The best part about starting date palm trees from seeds is that the seeds are readily available. Your favorite produce retailer offers the delectable little fruits, complete with viable seeds intact. While germinating seeds is the simplest method of propagating these majestic palms, commercial growers don't favor it. Sprouting palm seeds means waiting for six to 10 years for the tree to mature enough to set fruit. There's also the little matter of the relatively low 25 percent germination rate, so this method isn't effective for most growers. For the patient home gardener, however, germinating date palm seeds is an enjoyable and rewarding project.
Eat the dates and reserve the seeds. Drop them into a glass of water to soak for 48 hours. Change the water about once every 12 hours.
Scrub the seeds briskly with a stiff toothbrush to clean off any fruit residue. Use a sharp knife or tweezers to remove the tiny hairs growing on the seeds. Soak them for another 24 hours, changing the water once. Scrub the seeds with the brush again. Inspect them carefully for any remaining hairs or residue, which will cause them to rot during germination.
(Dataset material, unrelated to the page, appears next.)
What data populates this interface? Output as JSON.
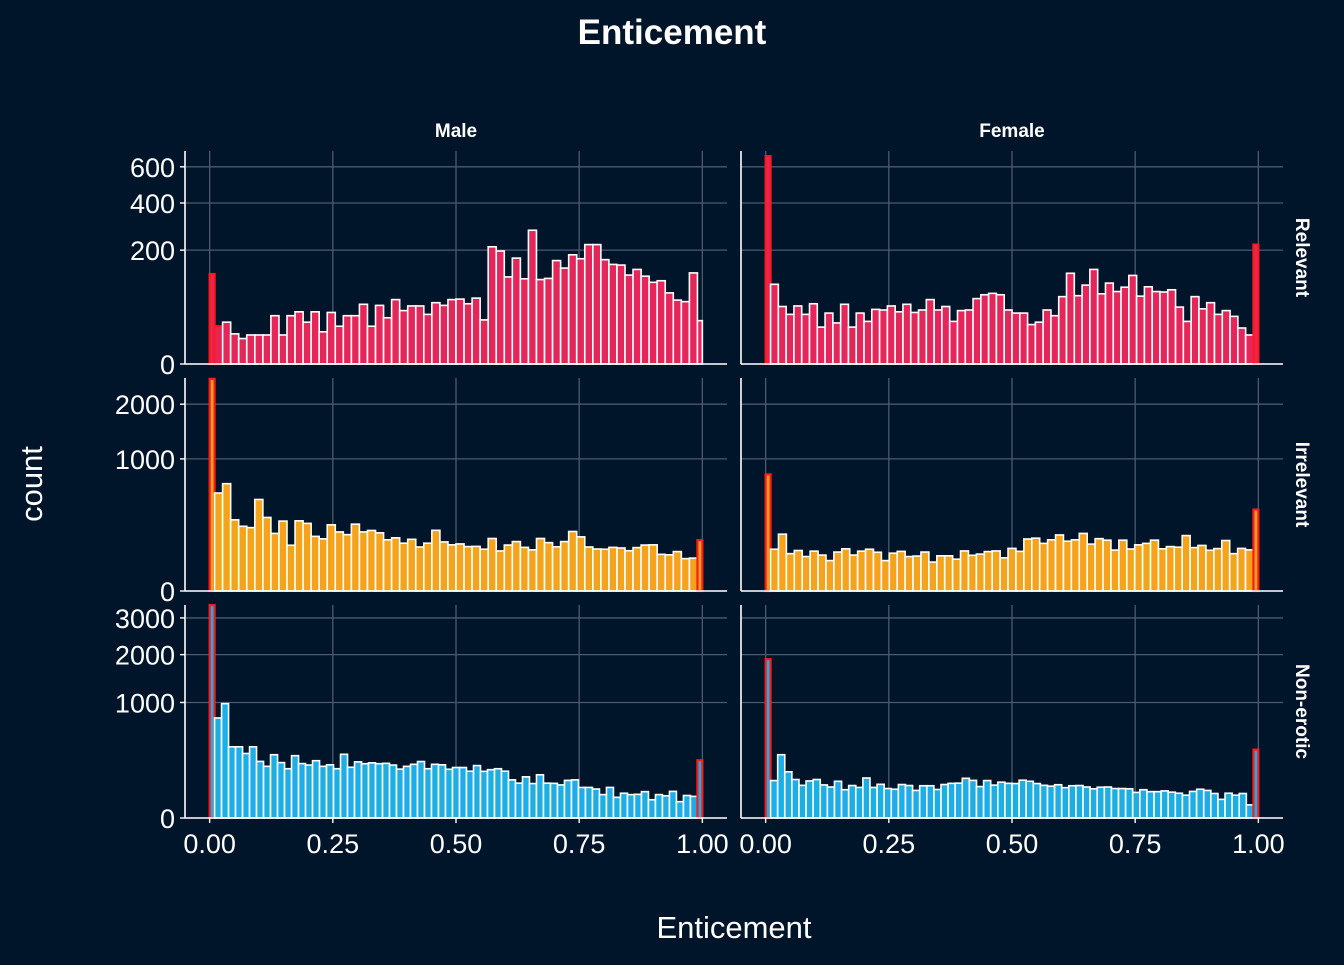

Moisten several paper towels and squeeze the excess water out of them. Cover the bottom of a sealable clear plastic container with several layers of moist towels. Arrange the date palm seeds in a single layer on the paper toweling with their grooved sizes facing up. Cover the seeds with a moistened paper towel and secure the lid on the container.
Place the seed flat in the warmest spot in your home. The top of the refrigerator or above a hot water heater are good choices. Ideal temperature is 65 to 77 degrees F.
Check on your date palm seeds every few days to make sure the paper toweling doesn't dry out. The moisture within the seed flat should be all the water your seeds will require for germinating. If the towels feel completely dry, replace the cover layer with a fresh moist one. You can expect germination in two to 12 weeks.